Tourists think the city is all about the Industrial Revolution, as described in the Boott Cotton Mills Museum or Mill Girls and Immigrants Exhibit both presented by the Lowell National Historical Park, but there is something else...THIS MUSEUM. The American Textile History Museum is now closed, and I think this Art Museum should be in your plans. If you live in the Lowell area and haven't been here, you are missing out.
I've never seen a copper bathtub.Painting on the left is View of Merrimack, c. 1875 by William Preston Phelps.
(The Merrimack River flows through Lowell, and many other towns.)

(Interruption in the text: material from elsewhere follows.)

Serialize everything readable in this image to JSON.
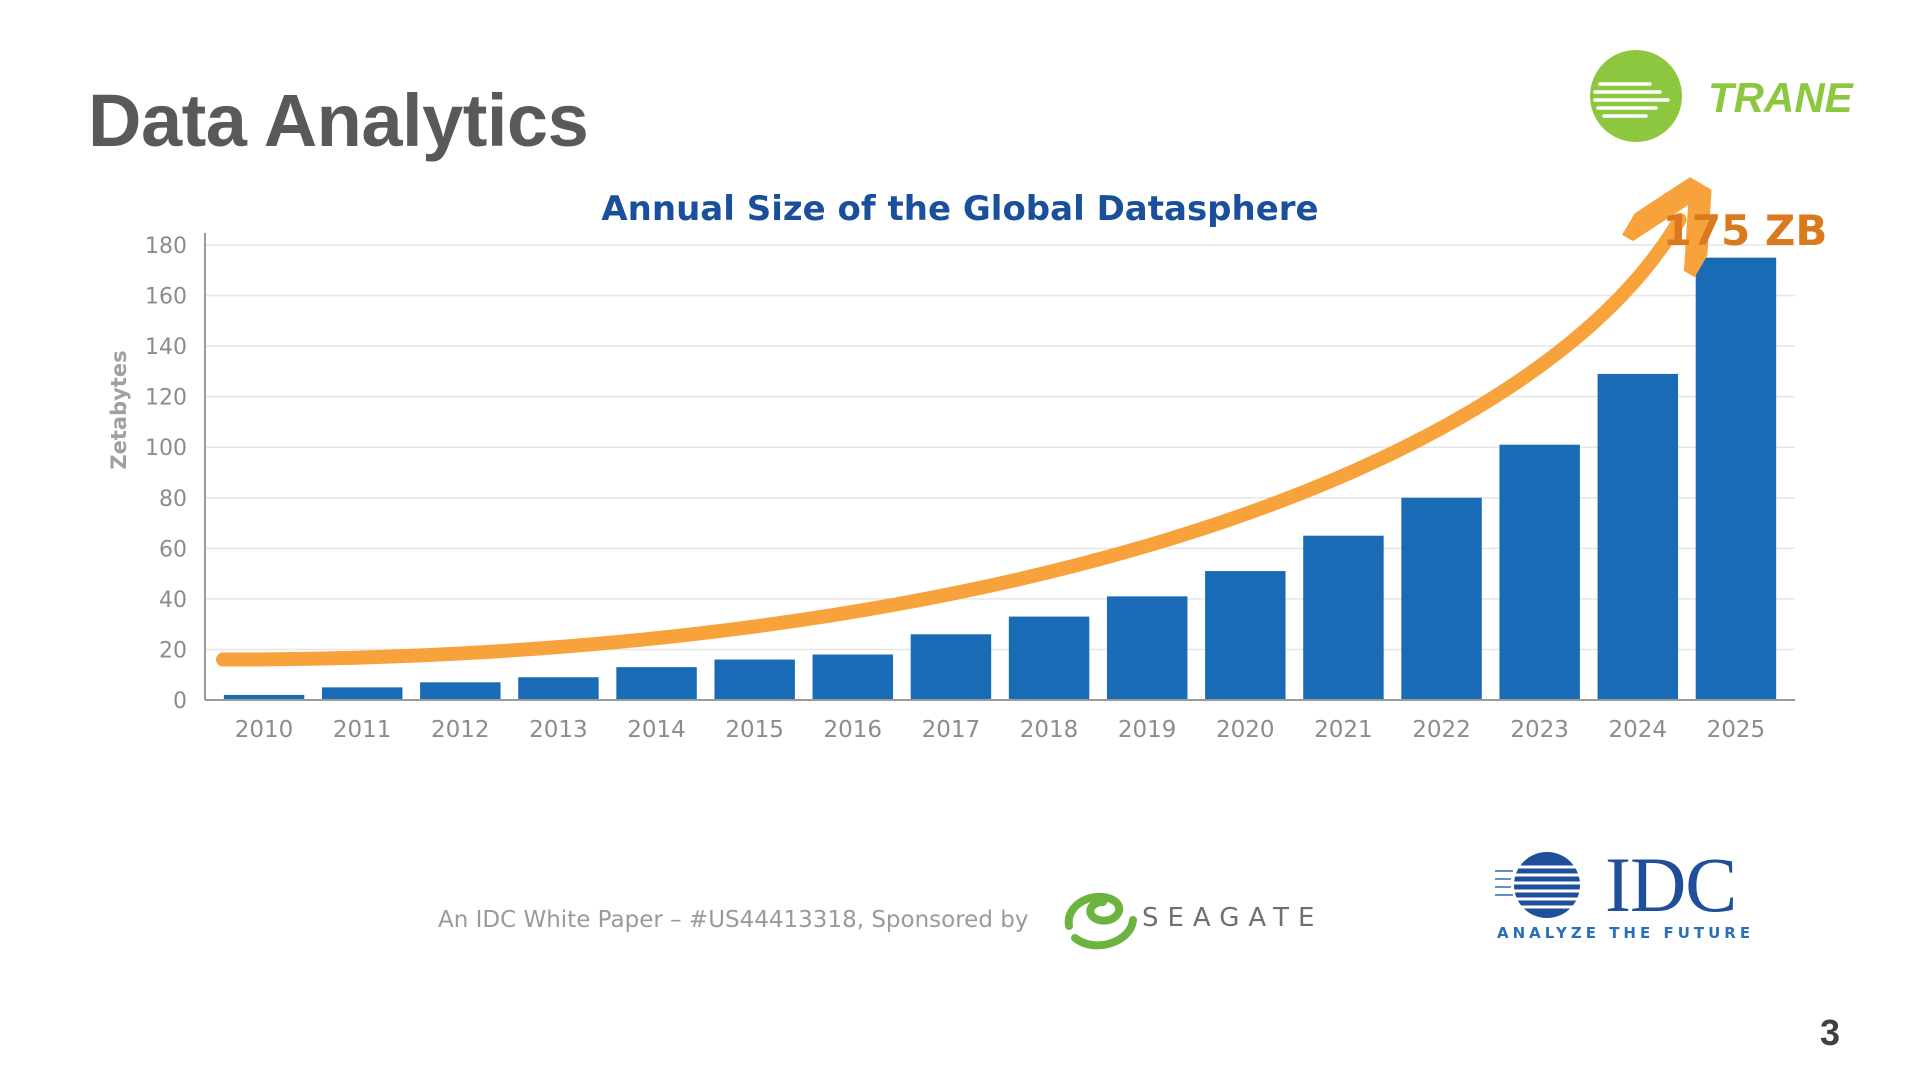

Down the hall or up two floors, art is everywhere.
Studio on the third floor.
Note: The studio photos (above and below) have been changed. Please read recent (9/21/17) newspaper article about the improvements.
View of Parker Gallery, City Hall and Whistler Park.
Entire room is devoted to James McNeill Whistler.
Whistler in Lowell"James McNeill Whistler was born in 1834 in the Paul Moody House now known as the Whistler House Museum of Art. The first born son of George and his second wife Anna Mathilda, he was baptized as James Abbott Whistler at St. Anne's Church on Merrimack Street, Lowell.
In 1843 the family left Lowell and moved to Russia, where Whistler's father was a consulting engineer for a railroad to be built by Czar Nicholas I. After her husband's death in 1849, Mrs. Whistler and her children returned to America, moving first to Stonington, Connecticut and then to Pomfret, Connecticut.
In later years, Whistler would deny being born in Lowell, claiming instead that he was born in Baltimore, Maryland or in St. Petersburg, Russia."
The encased fan was autographed on the back, one signature is by James McNeill Whistler.
243 Worthen Street
Lowell, MA 01852
Views from upper windows showing the Lowell / Pollard Library on the left and the City Hall on the right.